There it was again: you theater people. “Sergeant, where did you get your ideas about theater people? From Tallulah Bankhead? The twenties? The Royal Family? Theater isn’t like that any more. You insult me and when I object, you brush me off by saying ‘you theater people.’ As if that explained something.”
“Take it easy, nobody’s insulting you. Simmer down.”
“Don’t tell me to simmer down. I dislike being spoken to as if I were some yo-yo you just pulled in for shoplifting. You’re damned condescending, do you know that?” I glanced up to see the bartender watching us with interest. “Don’t set any more traps for me. And if you don’t know how to talk to people civilly, then maybe you’d better send around someone who does.”

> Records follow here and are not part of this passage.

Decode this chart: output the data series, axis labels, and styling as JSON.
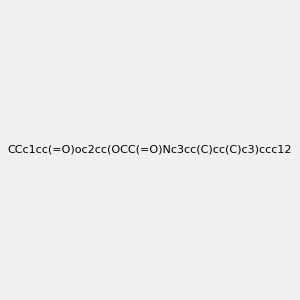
{
  "smiles": "CCc1cc(=O)oc2cc(OCC(=O)Nc3cc(C)cc(C)c3)ccc12",
  "image_size": 300,
  "background_color": "#f0f0f0",
  "title": "",
  "bond_color": "#000000",
  "highlight_colors": {
    "O_carbonyl_coumarin": "#ff0000",
    "O_ether_coumarin": "#ff0000",
    "O_ether_linker": "#ff0000",
    "N_amide": "#0000ff"
  }
}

He didn’t like that. “Look, lady, I’m in charge of this case and I’m the one you’ll talk to. Whenever I say, and as often as I say.”

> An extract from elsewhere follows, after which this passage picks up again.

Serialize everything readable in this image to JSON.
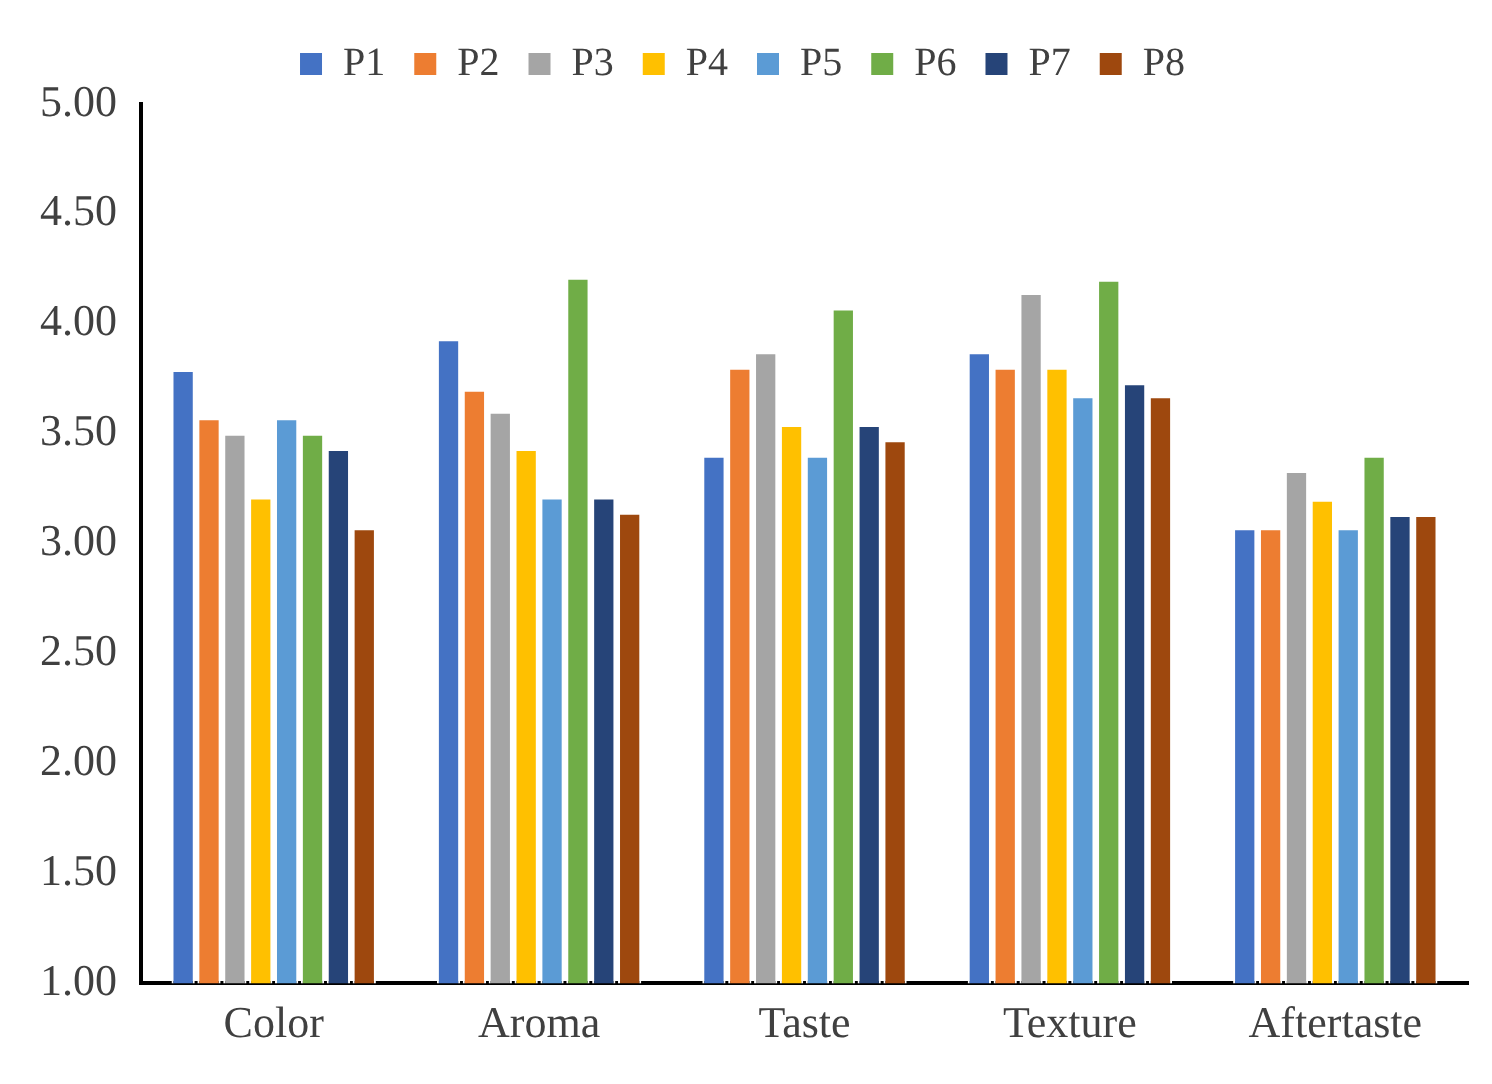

I gave up. For the second time, I turned my back on him and walked away. Rudeness for rudeness, a tooth for a tooth.
Outside I waved for a cab. Damn that Piperson. All along I’d been overestimating him, giving him credit for some clever but indiscernible plan of investigation when in truth he was nothing more than that stereotype of bad fiction, the dumb cop. I doubted that even now he understood how offensive he’d been, implying that my judgment was not trustworthy simply because I worked in the theater.
To hell with him.
10
All was peace and quiet until two days before Christmas. I was on my way out to meet some frie
nds when the telephone stopped me.
It was Leo Gunn, the stage manager. “Goddamnedest thing has happened, Abby. We’re going to have to shut down for a while. Somebody wrecked the set.”
It came at me too fast; I had trouble taking it in. “What do you mean, somebody wrecked the set?” I said stupidly.
“Somebody got in the theater during the day and tore the set apart. The flats are ripped up and there’s paint all over the place. I’ve called Gene Ramsay and the police.” Silence for a moment. “Abby?”
I came to. “Yes. I’ll be right there.” I called my friends and then hurried to the theater.
The sight that greeted me was an ugly one. As Leo Gunn had said, the flats were ripped up and yellow paint was splashed over everything. The stage furniture had been chopped up with an ax; I couldn’t see one piece that looked as if it could be repaired. All the set decoration—lamps, pictures, books, and so on—all of it was smashed. The sky-drop was in shreds. Wiring had been ripped up, the control console smashed, and all the glass in the lighting instruments was broken. Whoever had done this had taken his time and made a thorough job of it. Someone hated Foxfire with an intensity I couldn’t begin to understand.
Gene Ramsay was yelling at the guard. “Where the hell were you? You’re supposed to prevent this kind of thing! Where were you?”
“I was right here, Mr. Ramsay, at four o’clock,” said the guard. “The same time I always come in. The damage had already been done. You didn’t contract for round-the-clock protection. Somebody got in before I got here.”
“Did you check all the doors when you left last night?”
“Of course. Every one of them was locked.”
“You overlooked something.”
“No sir, I did not,” said the guard firmly. “The police are trying to find out right now how he got in, and if you’ll excuse me, I’ll go help them.” The guard walked away and spoke to Sergeant Piperson, whom I now saw for the first time.